如何将两个数据帧df1和df2的两个列c1和c2分别合并到df1的列c1中? c1和c2是字典

时间:2019-12-29 05:22:23

标签: python pandas dataframe

我分别在数据场df1和df2中有两列C1和C2。我希望将C1和C2合并到df1(或df2)中,以便如果键相同,则字典中的值相加,如果键不存在,则将值附加到字典中。

two dataframes

我想要的输出是: 我想在每行的le_id级别聚合所有内容,run_seq ='latest'并合并两个字典,即如果键存在,则添加值,否则将添加到现有字典中。输出应为数据框。
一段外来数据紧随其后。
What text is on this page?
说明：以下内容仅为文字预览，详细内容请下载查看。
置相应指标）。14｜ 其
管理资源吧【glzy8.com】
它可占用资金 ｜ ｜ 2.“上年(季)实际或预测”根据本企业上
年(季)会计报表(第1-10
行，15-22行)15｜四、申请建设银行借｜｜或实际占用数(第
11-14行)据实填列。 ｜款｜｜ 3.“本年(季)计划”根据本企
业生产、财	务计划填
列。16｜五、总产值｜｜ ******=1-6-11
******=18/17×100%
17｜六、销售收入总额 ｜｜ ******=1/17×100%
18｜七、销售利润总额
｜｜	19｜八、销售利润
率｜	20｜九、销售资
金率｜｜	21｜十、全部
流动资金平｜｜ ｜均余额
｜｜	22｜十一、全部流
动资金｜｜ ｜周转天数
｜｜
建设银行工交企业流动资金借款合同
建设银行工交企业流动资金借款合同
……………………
像这样的结果不完全相同

编辑: 创建此数据框的代码是:

import pandas  as pd
data = {'le_id' : [101]*4 + [102]*4 + [103]*3 + [104]*5 + [101],
       'run_seq' : [31]*11 + [32]*6,
       'cp_id' : [201, 201, 201, 201, 203, 204, 205, 205, 206, 208, 209, 202, 201, 204, 205, 208, 208],
       'cp_name' : ['A', 'A', 'A', 'A', 'B', 'C', 'E', 'E', 'F', 'G', 'H', 'B', 'A', 'D', 'E', 'H', 'H'],
       'products' : ['U', 'U', 'U', 'W', 'X', 'U', 'U', 'V', 'W', 'X','U', 'U', 'V', 'W', 'X', 'Z', 'U'],
       'tran_amnt' : [10203, 13789, 74378, 47833, 40237, 93732, 63738, 42563, 92822, 11276, 63633, 99292, 27892, 82727, 32442, 55622, 43535],
       'currency' : ['USD', 'YEN', 'USD', 'SGD', 'USD', 'INR', 'INR', 'SGD', 'USD', 'INR', 'SGD', 'SGD', 'SGD', 'SGD', 'INR', 'INR', 'INR']}
data_gb = data.groupby(['le_id', 'cp_id', 'run_seq', 'products', 'currency']).sum()
data_gb.reset_index(inplace = True)
data_gb

然后我执行此操作,结果是以上两个数据帧:

pd.set_option('display.max_columns', None)
from pprint import pprint
def add_current_counterparty_interaction(df):  
    df_this = df.copy()    
    current_interaction_dict = {}

    for cp_id in df_this.cp_id.values:
        prod_curr_dict = {}
        rows_to_filter = df_this.cp_id==cp_id
        for prod in df_this.loc[rows_to_filter, 'products'].values: #product repeating
            curr_amount_dict = {}
            rows_to_filter_prod = rows_to_filter & (df_this.products == prod)
            for curr in df_this.loc[rows_to_filter,'currency'].values:
                rows_to_filter_curr = rows_to_filter_prod & (df_this.currency == curr)
                if rows_to_filter_curr.any():
                    #print(df_this[rows_to_filter_curr].tran_amnt)
                    this_tx_amt = df_this[rows_to_filter_curr].tran_amnt.values
                    curr_amount_dict[curr] = this_tx_amt
            if len(curr_amount_dict):
                prod_curr_dict[prod] = curr_amount_dict
        if len(prod_curr_dict):
            current_interaction_dict[cp_id] = prod_curr_dict
    pprint(current_interaction_dict)
    return current_interaction_dict


def process_counterparty_journey(df, rs):
    df_this = df[df["run_seq"]==rs].copy()
    #add_current_counterparty_interaction(df_this, 101)
    df_op = df_this.groupby(["le_id", "run_seq"]).apply(lambda x: add_current_counterparty_interaction(x)).reset_index()
    #print(df.head())
    #print(df_this)
    #pprint(df_op[0].values[0])
    pprint(df_op)
    return df_op
a = process_counterparty_journey(data_gb, 31)
b = process_counterparty_journey(data_gb, 32)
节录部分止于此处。